Polizeiauto mit eingeschaltetem Blaulicht
Die ausgeforschten Tatverdächtigen haben Migrationshintergrund: Sie wurden etwa in Syrien, Bulgarien, der Türkei, Nordmazedonien, Italien, Serbien oder auch in Österreich geboren.
Werner Kerschbaummayr / fotokers

Im Fall des mutmaßlich schweren sexuellen Missbrauchs einer Zwölfjährigen in Wien-Favoriten sind der Staatsanwaltschaft Wien mittlerweile 16 tatverdächtige Jugendliche bekannt. Zuletzt konnte ein weiterer Teenager ausgeforscht werden, sagte Sprecherin Nina Bussek am Dienstag auf STANDARD-Anfrage. Eine weitere Person, nach der gesucht wird, ist namentlich noch nicht bekannt. Insgesamt gibt es nach aktuellem Stand 17 Verdächtige, alle haben Migrationshintergrund oder einen ausländischen Pass. Der Großteil der Burschen ist zwischen 14 und 17 Jahre alt, eine Person ist 19 Jahre alt. Dazu kommen zwei Burschen unter 14 Jahren, die strafunmündig sind: Gegen sie kann aufgrund ihres Alters zum Zeitpunkt der Tat strafrechtlich nicht vorgegangen werden. In Bezug auf die Missbrauchshandlungen befindet sich aktuell kein Tatverdächtiger in U-Haft.

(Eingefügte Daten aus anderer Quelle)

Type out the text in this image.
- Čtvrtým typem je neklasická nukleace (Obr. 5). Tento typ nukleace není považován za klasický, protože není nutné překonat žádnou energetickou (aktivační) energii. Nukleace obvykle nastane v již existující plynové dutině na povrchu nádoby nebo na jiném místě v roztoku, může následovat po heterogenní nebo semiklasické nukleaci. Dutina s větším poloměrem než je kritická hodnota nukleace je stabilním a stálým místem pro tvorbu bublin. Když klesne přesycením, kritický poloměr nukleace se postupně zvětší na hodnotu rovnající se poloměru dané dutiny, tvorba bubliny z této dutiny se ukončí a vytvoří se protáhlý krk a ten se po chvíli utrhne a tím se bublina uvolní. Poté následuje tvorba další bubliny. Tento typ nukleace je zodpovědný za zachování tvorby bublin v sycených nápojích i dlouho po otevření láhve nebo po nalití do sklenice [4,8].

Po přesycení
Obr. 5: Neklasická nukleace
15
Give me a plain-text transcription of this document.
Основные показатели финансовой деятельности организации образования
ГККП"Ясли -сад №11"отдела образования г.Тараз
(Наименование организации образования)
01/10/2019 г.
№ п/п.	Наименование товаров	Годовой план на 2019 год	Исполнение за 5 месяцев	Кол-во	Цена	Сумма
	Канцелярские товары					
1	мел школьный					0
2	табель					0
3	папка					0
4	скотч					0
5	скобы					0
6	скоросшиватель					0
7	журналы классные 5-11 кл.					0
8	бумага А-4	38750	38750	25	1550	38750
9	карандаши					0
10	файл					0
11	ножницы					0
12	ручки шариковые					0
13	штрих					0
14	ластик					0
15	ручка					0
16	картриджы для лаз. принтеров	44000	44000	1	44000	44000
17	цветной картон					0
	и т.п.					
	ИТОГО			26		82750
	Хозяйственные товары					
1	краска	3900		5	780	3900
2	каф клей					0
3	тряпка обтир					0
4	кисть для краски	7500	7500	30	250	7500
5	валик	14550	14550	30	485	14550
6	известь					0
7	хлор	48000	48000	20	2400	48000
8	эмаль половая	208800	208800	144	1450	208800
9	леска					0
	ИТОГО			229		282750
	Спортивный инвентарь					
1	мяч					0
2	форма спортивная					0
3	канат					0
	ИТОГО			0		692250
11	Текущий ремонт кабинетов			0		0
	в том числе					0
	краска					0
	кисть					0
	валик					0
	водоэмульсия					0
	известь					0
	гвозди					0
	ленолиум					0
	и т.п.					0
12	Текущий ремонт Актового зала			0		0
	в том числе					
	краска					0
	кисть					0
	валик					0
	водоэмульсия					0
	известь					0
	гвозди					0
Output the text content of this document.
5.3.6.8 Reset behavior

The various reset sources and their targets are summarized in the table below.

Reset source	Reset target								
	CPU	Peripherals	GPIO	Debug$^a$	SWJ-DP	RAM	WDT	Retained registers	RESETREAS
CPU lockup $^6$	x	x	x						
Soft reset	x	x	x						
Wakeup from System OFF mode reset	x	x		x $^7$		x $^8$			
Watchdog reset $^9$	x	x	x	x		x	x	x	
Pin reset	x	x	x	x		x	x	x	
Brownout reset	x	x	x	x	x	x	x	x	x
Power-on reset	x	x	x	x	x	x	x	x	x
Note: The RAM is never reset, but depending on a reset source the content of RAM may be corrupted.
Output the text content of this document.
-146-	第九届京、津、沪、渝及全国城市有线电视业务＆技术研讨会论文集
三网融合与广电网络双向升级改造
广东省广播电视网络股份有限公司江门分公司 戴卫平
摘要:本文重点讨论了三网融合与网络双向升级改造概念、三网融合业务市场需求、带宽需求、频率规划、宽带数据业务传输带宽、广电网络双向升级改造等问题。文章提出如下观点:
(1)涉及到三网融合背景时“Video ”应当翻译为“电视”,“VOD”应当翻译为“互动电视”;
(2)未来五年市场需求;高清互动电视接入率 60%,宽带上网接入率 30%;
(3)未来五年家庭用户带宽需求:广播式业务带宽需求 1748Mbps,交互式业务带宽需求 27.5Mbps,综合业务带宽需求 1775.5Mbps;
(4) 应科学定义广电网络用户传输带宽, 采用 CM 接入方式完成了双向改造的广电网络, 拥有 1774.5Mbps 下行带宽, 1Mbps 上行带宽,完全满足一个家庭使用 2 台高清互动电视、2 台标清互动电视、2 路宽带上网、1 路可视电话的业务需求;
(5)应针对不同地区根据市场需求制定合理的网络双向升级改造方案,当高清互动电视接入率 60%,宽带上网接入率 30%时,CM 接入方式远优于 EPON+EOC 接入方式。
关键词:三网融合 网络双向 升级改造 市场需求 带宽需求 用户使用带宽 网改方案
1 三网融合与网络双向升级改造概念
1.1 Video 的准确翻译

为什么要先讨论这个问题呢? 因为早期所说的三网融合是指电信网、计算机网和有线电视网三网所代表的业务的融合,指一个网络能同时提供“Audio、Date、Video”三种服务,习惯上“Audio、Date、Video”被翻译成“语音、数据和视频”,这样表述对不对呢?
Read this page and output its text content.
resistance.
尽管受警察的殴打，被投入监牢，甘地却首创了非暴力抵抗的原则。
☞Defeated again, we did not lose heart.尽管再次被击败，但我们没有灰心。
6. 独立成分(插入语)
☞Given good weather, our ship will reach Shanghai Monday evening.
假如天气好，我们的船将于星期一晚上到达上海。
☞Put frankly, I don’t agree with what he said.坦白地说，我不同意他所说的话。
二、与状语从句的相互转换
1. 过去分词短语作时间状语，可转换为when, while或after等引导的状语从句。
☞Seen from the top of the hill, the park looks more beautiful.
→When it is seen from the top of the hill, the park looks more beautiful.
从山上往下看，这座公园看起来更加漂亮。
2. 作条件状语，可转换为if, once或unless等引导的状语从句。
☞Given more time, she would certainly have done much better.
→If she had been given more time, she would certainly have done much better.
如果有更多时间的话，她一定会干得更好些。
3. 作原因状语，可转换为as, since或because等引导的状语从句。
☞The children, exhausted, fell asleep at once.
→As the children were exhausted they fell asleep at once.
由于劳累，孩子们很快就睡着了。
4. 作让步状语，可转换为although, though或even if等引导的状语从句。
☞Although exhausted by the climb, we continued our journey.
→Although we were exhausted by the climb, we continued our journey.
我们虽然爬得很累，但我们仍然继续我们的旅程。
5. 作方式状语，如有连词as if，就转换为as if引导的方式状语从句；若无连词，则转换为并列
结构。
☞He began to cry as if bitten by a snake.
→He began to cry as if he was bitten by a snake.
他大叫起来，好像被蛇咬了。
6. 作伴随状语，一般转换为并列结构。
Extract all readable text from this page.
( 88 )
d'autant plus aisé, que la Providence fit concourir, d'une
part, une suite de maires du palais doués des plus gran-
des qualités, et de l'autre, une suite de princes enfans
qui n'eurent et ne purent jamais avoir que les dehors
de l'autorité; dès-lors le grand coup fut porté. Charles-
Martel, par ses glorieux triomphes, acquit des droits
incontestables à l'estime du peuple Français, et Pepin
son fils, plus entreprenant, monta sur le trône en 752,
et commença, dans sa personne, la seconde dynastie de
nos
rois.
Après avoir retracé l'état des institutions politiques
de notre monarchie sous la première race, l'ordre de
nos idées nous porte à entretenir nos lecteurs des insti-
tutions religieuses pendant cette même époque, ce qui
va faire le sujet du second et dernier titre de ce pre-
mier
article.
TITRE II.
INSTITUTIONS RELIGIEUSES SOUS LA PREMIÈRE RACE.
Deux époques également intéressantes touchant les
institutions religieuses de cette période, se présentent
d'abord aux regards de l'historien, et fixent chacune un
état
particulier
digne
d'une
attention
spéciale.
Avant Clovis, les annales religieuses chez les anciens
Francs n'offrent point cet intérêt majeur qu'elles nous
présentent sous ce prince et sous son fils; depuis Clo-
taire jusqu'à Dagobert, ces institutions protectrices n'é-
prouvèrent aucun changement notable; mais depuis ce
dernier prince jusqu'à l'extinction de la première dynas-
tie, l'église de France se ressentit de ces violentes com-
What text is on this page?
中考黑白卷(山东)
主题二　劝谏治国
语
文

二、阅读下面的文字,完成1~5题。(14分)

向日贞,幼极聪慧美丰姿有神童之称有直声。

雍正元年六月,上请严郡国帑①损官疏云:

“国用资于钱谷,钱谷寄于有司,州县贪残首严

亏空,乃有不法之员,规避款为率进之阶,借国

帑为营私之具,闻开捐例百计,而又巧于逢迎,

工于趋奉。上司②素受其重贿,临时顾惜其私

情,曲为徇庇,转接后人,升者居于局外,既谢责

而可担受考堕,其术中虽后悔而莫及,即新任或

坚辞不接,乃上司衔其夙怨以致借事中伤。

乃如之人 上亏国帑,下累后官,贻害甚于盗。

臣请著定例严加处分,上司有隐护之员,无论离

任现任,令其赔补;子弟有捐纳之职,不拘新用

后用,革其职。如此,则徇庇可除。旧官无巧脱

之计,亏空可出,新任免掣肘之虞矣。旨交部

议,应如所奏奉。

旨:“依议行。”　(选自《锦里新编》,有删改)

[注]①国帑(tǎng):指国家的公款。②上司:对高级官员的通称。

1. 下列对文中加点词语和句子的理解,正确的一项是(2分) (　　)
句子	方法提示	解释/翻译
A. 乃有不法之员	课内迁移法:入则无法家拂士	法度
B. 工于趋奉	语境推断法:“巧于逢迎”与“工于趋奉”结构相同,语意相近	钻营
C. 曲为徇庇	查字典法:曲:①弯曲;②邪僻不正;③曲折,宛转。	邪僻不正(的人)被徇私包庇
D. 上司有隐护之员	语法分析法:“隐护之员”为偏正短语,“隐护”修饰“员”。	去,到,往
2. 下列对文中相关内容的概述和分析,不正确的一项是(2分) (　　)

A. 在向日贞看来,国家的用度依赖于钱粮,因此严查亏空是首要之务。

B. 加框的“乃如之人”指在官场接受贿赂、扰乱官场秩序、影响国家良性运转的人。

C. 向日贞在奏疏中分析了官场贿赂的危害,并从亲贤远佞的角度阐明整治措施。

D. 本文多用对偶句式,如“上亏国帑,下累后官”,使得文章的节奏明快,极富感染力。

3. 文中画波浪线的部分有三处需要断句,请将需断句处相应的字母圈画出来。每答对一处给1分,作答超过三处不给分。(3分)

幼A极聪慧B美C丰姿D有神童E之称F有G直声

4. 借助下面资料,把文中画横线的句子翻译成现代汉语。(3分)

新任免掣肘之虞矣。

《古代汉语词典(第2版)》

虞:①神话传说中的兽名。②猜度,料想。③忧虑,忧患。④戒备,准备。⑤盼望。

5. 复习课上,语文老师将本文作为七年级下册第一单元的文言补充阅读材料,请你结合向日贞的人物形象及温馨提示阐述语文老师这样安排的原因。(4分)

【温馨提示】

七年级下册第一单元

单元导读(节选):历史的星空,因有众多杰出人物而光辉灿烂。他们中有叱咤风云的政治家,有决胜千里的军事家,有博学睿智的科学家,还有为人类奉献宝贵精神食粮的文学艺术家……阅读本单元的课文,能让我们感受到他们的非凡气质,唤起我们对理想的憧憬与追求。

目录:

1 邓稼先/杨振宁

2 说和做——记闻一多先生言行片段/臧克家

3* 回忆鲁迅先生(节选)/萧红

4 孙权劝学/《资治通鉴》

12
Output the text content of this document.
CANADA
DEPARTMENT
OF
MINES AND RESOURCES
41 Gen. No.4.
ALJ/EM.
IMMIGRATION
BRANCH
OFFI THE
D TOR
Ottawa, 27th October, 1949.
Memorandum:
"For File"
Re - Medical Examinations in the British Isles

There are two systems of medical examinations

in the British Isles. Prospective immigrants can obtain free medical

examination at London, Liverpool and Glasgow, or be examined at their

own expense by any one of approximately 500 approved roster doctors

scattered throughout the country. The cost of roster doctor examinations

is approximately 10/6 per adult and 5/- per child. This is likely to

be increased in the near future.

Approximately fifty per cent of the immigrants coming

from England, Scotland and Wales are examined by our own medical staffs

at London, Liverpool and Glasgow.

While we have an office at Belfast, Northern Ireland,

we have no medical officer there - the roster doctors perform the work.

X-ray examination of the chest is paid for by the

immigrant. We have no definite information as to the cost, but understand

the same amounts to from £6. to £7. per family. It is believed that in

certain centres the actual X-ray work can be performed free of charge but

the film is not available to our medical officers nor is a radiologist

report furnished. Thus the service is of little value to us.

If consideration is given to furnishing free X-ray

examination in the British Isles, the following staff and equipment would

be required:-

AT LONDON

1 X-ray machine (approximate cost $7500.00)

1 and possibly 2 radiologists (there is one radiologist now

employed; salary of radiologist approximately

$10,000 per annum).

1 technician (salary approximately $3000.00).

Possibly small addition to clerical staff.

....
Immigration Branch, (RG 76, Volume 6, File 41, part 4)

Die Schülerin soll im Februar 2023 einen der verdächtigen Teenager in einem Park im Bezirk Favoriten kennengelernt haben. Über diesen kam die damals Zwölfjährige dann mit weiteren Jugendlichen in Kontakt. Die angezeigten Übergriffe fanden in Stiegenhäusern, Parkgaragen, einem Hotelzimmer oder Wohnungen in Favoriten zwischen Februar und Juni 2023 statt. Ermittelt wird wegen schweren sexuellen Missbrauchs von Unmündigen, in einem Fall besteht auch der Verdacht auf Vergewaltigung. Die Taten könnten teilweise auch mitgefilmt worden sein, was weitere mögliche Strafdelikte bedeuten würde: Die Auswertung der Handys der Beschuldigten lag der Staatsanwaltschaft aber am Dienstag noch nicht vor. Diese werde vor einer Anklage jedenfalls noch abgewartet. Für alle Genannten gilt die Unschuldsvermutung.

Die Mutter des Mädchens hat von den mutmaßlichen Übergriffen von einem Bekannten der Tochter erfahren. Dieser habe auch Videos gesehen, sagte die Mutter in einem Interview mit dem ORF-Magazin "Thema", das am Montagabend ausgestrahlt wurde. Dass sich die Tochter ihr zunächst nicht anvertraut hatte, führte sie darauf zurück, dass sich die Tochter zunächst "teilweise selbst die Schuld zugeschoben" habe. "Das war voller Scham, so etwas erzählen zu müssen, dass es hier auch Videos und Aufnahmen gibt, die sie in so erniedrigenden Situationen zeigen."

Der Beweggrund der Mutter für den Schritt an die Öffentlichkeit sei gewesen, "ein bisschen Klarheit zu schaffen". Denn sie habe in Kommentaren in sozialen Medien und Zeitungen auch lesen müssen, wo denn die Eltern gewesen seien und warum diese nichts gemerkt hätten. "Es kommt so rüber, als denkt die Außenwelt, da ist in diese Richtung etwas schiefgegangen. Dem ist nicht so", sagte die Mutter. Sie gab auch an, monatelang nicht erfahren zu haben, wie viele Fehlstunden ihre Tochter im Vorjahr in der Schule eigentlich hatte.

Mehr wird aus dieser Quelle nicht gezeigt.